Cleveland Clinic research aims AI at spinal care decisions

According to researchers, AI in spine care has great potential to promote standardization of practice around high-quality care as well as more standardized resource utilization in what is often a complex diagnosis and research protocol.
Jeff Rowe

Anyone who suffers from chronic back pain knows it can be a vexingly difficult condition to diagnose.

Why? Well, for starters, if you’ve spent any time looking at an MRI of your spine, or studied the area in any depth at all, you know the spine is more than an organ and certainly more than simply a series of bones.  

As Dr. Thomas Mroz, Director of the Center for Spine Health at Cleveland Clinic, recently summed up the challenge, “Two people can have identical-looking imaging studies but they’re different in terms of pain and function. There are many variables that influence back pain.” 

And with those variables often comes provider disagreement.  For example, a recent national survey of U.S. spine surgeons conducted by Cleveland Clinic “found high rates of disagreement on the management of two common spinal conditions: 69 percent disagreement for recurrent lumbar disk herniations and 75 percent for lower back pain.”

Enter AI, with its unmatched capacity for considering large amounts of data in a short period time, which could go a long way toward helping providers diagnose complicated spine issues and provide relief to back pain sufferers along the way.

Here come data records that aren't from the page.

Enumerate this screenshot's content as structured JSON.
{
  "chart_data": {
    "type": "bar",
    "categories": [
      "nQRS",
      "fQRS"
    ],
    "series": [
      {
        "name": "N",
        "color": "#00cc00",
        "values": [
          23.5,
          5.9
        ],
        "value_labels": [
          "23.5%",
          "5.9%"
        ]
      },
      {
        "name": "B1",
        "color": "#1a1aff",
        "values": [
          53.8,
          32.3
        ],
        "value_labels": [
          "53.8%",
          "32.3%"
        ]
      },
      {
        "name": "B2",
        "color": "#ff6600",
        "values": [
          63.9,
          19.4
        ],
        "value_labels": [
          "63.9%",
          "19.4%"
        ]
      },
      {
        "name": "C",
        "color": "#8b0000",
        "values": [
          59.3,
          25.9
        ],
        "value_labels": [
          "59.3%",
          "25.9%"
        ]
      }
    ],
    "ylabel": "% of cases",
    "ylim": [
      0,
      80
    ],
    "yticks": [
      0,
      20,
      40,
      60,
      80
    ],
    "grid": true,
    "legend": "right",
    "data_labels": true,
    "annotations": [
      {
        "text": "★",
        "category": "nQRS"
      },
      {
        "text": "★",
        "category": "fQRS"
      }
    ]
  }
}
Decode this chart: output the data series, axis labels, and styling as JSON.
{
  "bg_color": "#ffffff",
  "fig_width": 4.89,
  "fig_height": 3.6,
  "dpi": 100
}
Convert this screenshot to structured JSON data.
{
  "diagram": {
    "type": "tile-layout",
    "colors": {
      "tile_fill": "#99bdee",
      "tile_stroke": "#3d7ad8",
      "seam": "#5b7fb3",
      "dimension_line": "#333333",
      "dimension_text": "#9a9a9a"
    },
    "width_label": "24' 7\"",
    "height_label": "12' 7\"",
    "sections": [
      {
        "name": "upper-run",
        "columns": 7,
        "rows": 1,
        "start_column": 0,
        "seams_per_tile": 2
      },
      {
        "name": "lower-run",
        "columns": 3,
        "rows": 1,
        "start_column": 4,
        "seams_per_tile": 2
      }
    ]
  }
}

“When I’m in an exam room with a patient, it’s difficult to reconcile the hundreds of data points in the records that influence how a patient will perceive their outcome and to render a truly informed decision for that patient,” Dr. Mroz said.

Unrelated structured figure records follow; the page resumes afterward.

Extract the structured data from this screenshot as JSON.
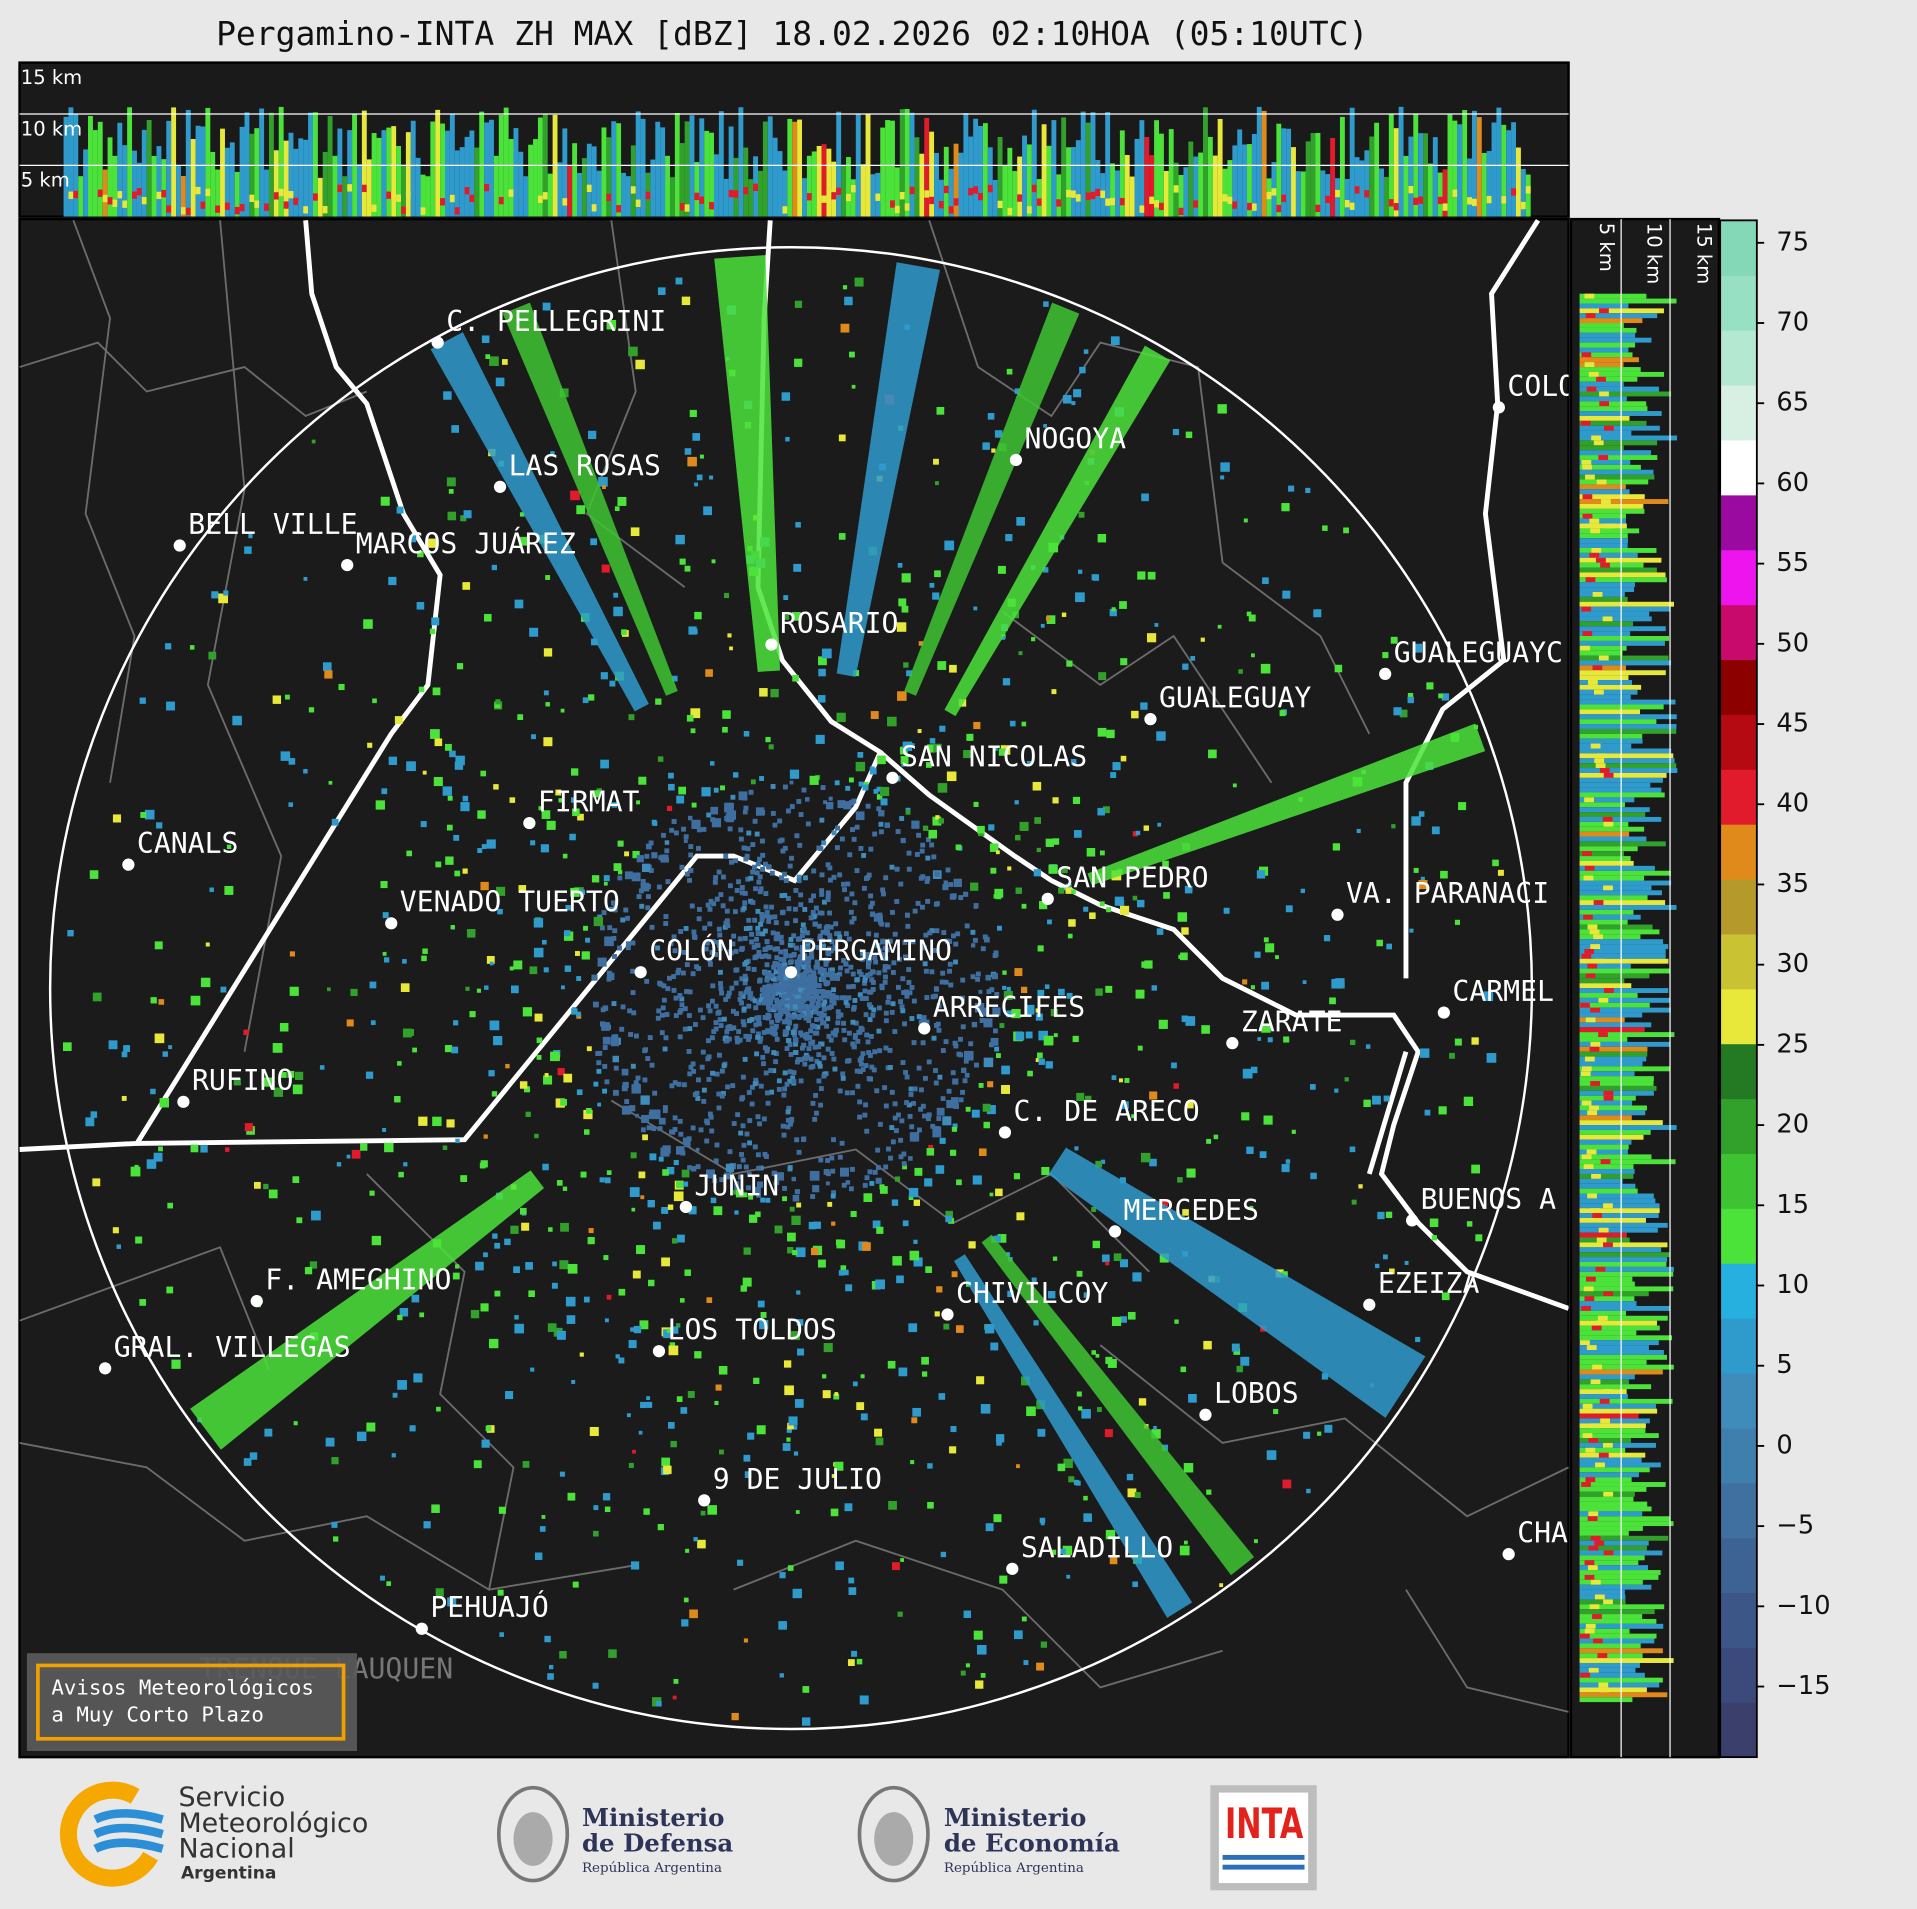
{
  "header": {
    "title": "Pergamino-INTA ZH MAX [dBZ] 18.02.2026 02:10HOA (05:10UTC)"
  },
  "profile": {
    "top_height_labels": [
      "15 km",
      "10 km",
      "5 km"
    ],
    "side_height_labels": [
      "5 km",
      "10 km",
      "15 km"
    ]
  },
  "map": {
    "cities": [
      "C. PELLEGRINI",
      "LAS ROSAS",
      "BELL VILLE",
      "MARCOS JUÁREZ",
      "NOGOYA",
      "ROSARIO",
      "GUALEGUAYC",
      "GUALEGUAY",
      "SAN NICOLAS",
      "FIRMAT",
      "CANALS",
      "SAN PEDRO",
      "VA. PARANACI",
      "VENADO TUERTO",
      "COLÓN",
      "PERGAMINO",
      "CARMEL",
      "ARRECIFES",
      "ZARATE",
      "RUFINO",
      "C. DE ARECO",
      "JUNIN",
      "BUENOS A",
      "MERCEDES",
      "F. AMEGHINO",
      "EZEIZA",
      "CHIVILCOY",
      "LOS TOLDOS",
      "GRAL. VILLEGAS",
      "LOBOS",
      "9 DE JULIO",
      "SALADILLO",
      "CHA",
      "PEHUAJÓ",
      "COLO"
    ],
    "faded_labels": [
      "TRENQUE LAUQUEN"
    ]
  },
  "colorbar": {
    "ylim": [
      -19.4,
      76.4
    ],
    "yticks": [
      75,
      70,
      65,
      60,
      55,
      50,
      45,
      40,
      35,
      30,
      25,
      20,
      15,
      10,
      5,
      0,
      {
        "value": -5,
        "label": "−5"
      },
      {
        "value": -10,
        "label": "−10"
      },
      {
        "value": -15,
        "label": "−15"
      }
    ],
    "colors": [
      "#3a3f6b",
      "#3b4a7a",
      "#3c5688",
      "#3d6394",
      "#3f70a0",
      "#3f7fae",
      "#3f8cbb",
      "#2f9bcd",
      "#26b0e0",
      "#4be33a",
      "#3ec433",
      "#31a12c",
      "#237a22",
      "#e8e83a",
      "#c9c334",
      "#b59a2b",
      "#e08a1c",
      "#e21b2c",
      "#b50a12",
      "#8c0000",
      "#c80a6c",
      "#ee14ee",
      "#9a0aa0",
      "#ffffff",
      "#d8f0e4",
      "#b4e8d0",
      "#98e0c4",
      "#84d8b8"
    ]
  },
  "warning_box": {
    "lines": [
      "Avisos Meteorológicos",
      "a Muy Corto Plazo"
    ]
  },
  "logos": {
    "smn": [
      "Servicio",
      "Meteorológico",
      "Nacional",
      "Argentina"
    ],
    "defensa": [
      "Ministerio",
      "de Defensa",
      "República Argentina"
    ],
    "economia": [
      "Ministerio",
      "de Economía",
      "República Argentina"
    ],
    "inta": "INTA"
  }
}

 In an attempt to streamline that decision-making process, an AI-driven decision platform is under development in Cleveland Clinic’s Center for Spine Health, and researchers recently reported an analysis “indicating that use of this AI platform across a historical cohort of lumbar laminectomy patients at Cleveland Clinic would have improved the cohort’s clinical success rate by 50 percent and lowered total treatment costs.”

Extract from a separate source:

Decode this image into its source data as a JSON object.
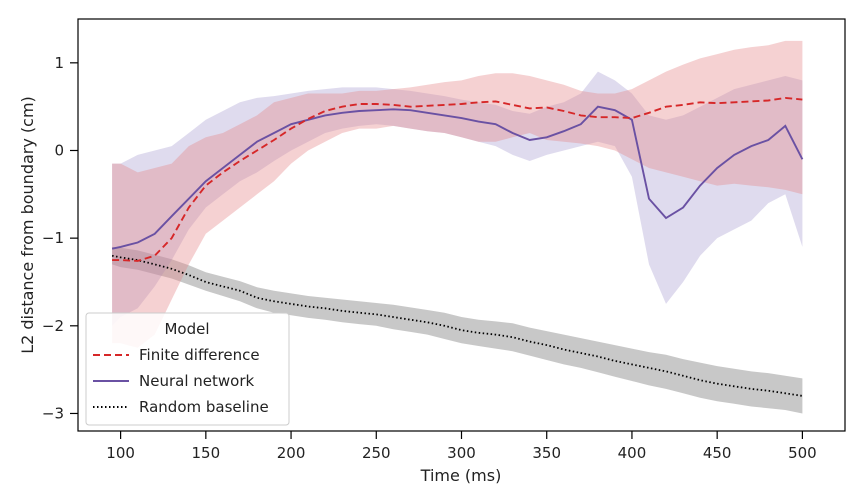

The work done on the AI system so far allows doctors to predict how satisfied a patient will be with a particular treatment one to two years down the road.

As for next steps, Cleveland Clinic researchers have embedded elements of the AI platform into the organization’s electronic medical record and daily provider routines via predictive displays and prompts. 

“This increases the chances of a more accurate diagnosis and allows us to choose the best treatment with the highest probability of a good outcome,” Dr. Mroz said.